IN THE PHOTO: From left, John Hasselback, Dave Rostetter, Steve Willis and Ray Domanski.

* * * * *

FOOTNOTE: We’ve run into Ray Domanski playing jazz gigs in Jamestown in the 20-teens. A preview article notes that Ray played with saxophonist and pianist Chu Nero in the Hard Luck band, that the drummer with Peter Nero who he studied with was named Joe Cusatis and that he played in the pit band at Melody Fair before heading to the West Coast, where he played with another Buffalo legend, Don Menza, along with Pepper Adams and Joe Romano. It also mentions that he has returned to Dunkirk, his hometown, and accompanied Lucie Arnaz at the Lucille Ball Comedy Festival.

          Dave Rostetter, make that Dr. David J. Rostetter, is a retired associate professor in the Ralph C. Wilson School of Education at St. John Fisher College in Rochester, where he taught courses in inclusive education and diversity. He also played in a band there with other professors. Until the mid 1980s, he worked for the U.S. Department of Education in Washington, D.C., then became a consultant to educational agencies. He specializes in helping schools comply with consent decrees to provide court-ordered special education programs.

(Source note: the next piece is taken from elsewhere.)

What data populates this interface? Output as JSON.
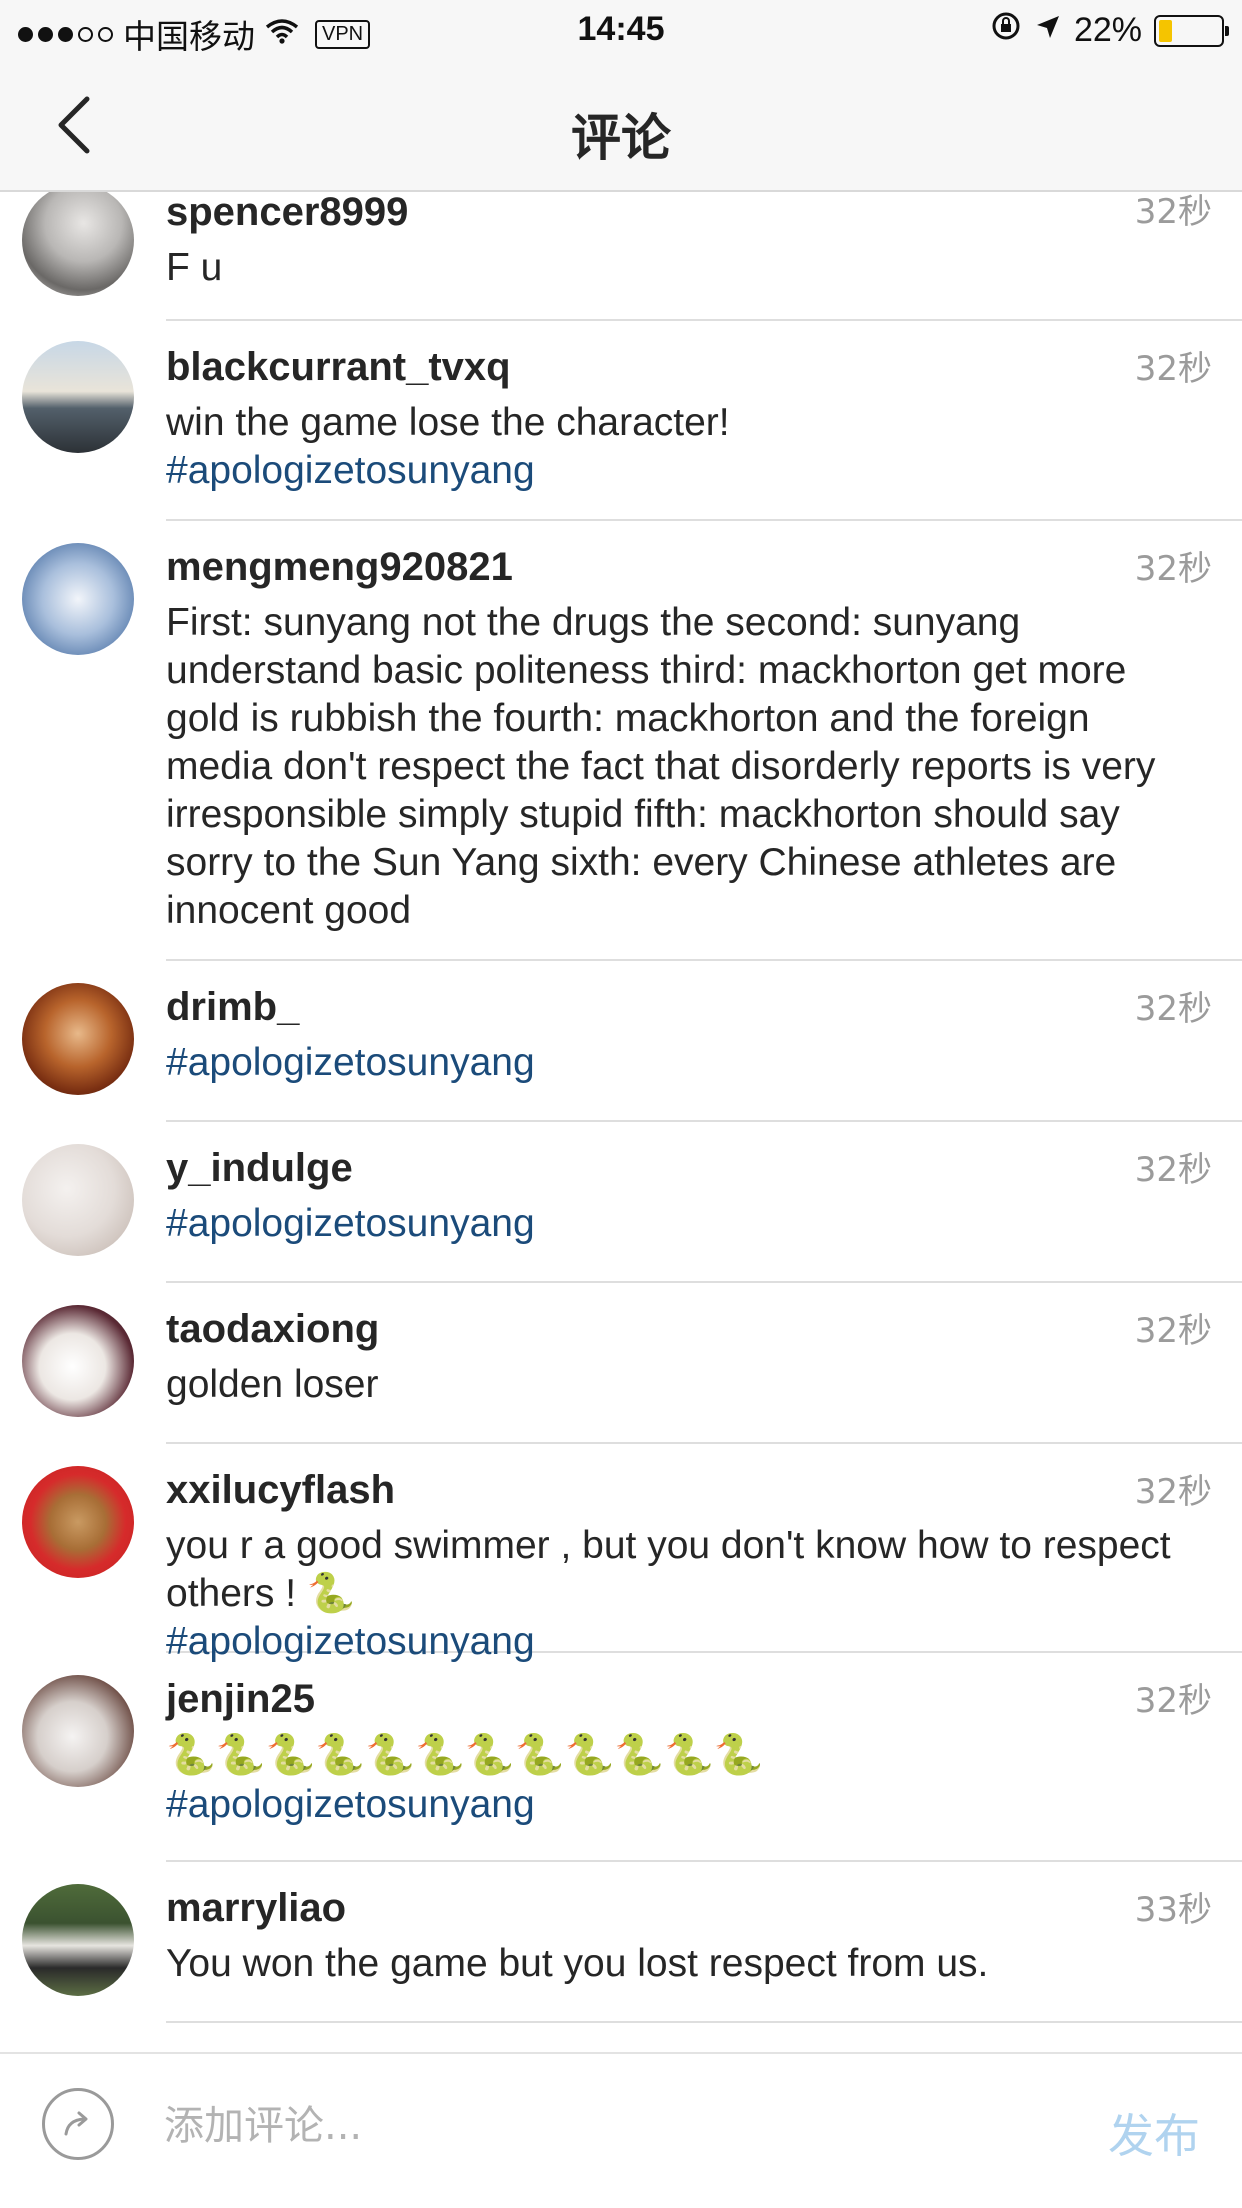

          John Hasselback worked with Maynard Ferguson and Cab Calloway and taught for many years in the East Aurora schools. He also is patriarch of a jazz dynasty. His son, John Jr., is a trombonist and his daughter-in-law, John Jr.’s wife Lisa, is a jazz pianist. Both are teachers and both have topped a number of local jazz polls. And their son, John III, a trumpeter who is making a splash in the New York City jazz scene, is doing graduate work at the Eastman School of Music and just released his first album in April. The three generations gave a concert together in the 2016 Summer Jazz Series at the Albright-Knox.

          I had a tough time digging up Steve Willis until I discovered that his name actually was Wieloszynski. During his 22 years at Lake Shore Central, he developed an acclaimed string program and wrote string orchestra arrangements for Kendor Music (subject of the April 22, 1972, column). From 1984 to 1986, he was New York State Music Association jazz ensemble chairman. He also played horn in bands and stage productions locally. I suspect that he regularly got called to play in that pit band at Melody Fair by the musical contractor for visiting artists there, Jack Lis, who was one of his standout students at Fredonia State.  

I further suspect he was Stephen Wieloszynski Jr., son of Professor Szczepan “Stephen” J. Wieloszynski, whose parents were Polish immigrants in Niagara Falls. A violin virtuoso who opened a music store in the Falls, he was founder of the Wieloszynski Orchestra and gave lessons to generations of youngsters. The professor was inducted into the Niagara Falls Music Hall of Fame in 2018.   

          Meanwhile, Steve’s oldest son, who also is Stephen J. but goes by the name Jay Willis, followed his dad to Fredonia State and became an audio engineer, working with Pink Floyd, Barbra Streisand, Stevie Wonder, Talking Heads, Tom Petty and Aretha Franklin, among others. He followed that with a stint at CBS Sports and has gotten three Emmy Awards. He lives right on Chautauqua Lake in Lakewood and performs occasionally on keyboards in the Buffalo area under his own name or with a band called Rush Hour, which has appeared at Pausa Art House.

          Steve died unexpectedly in his home in Lakewood in 1997. He was 58. Small world side note: Turns out I went to Fredonia High School with his wife, who was two years ahead of me. She was Pat Civilette, one of the cheerleaders.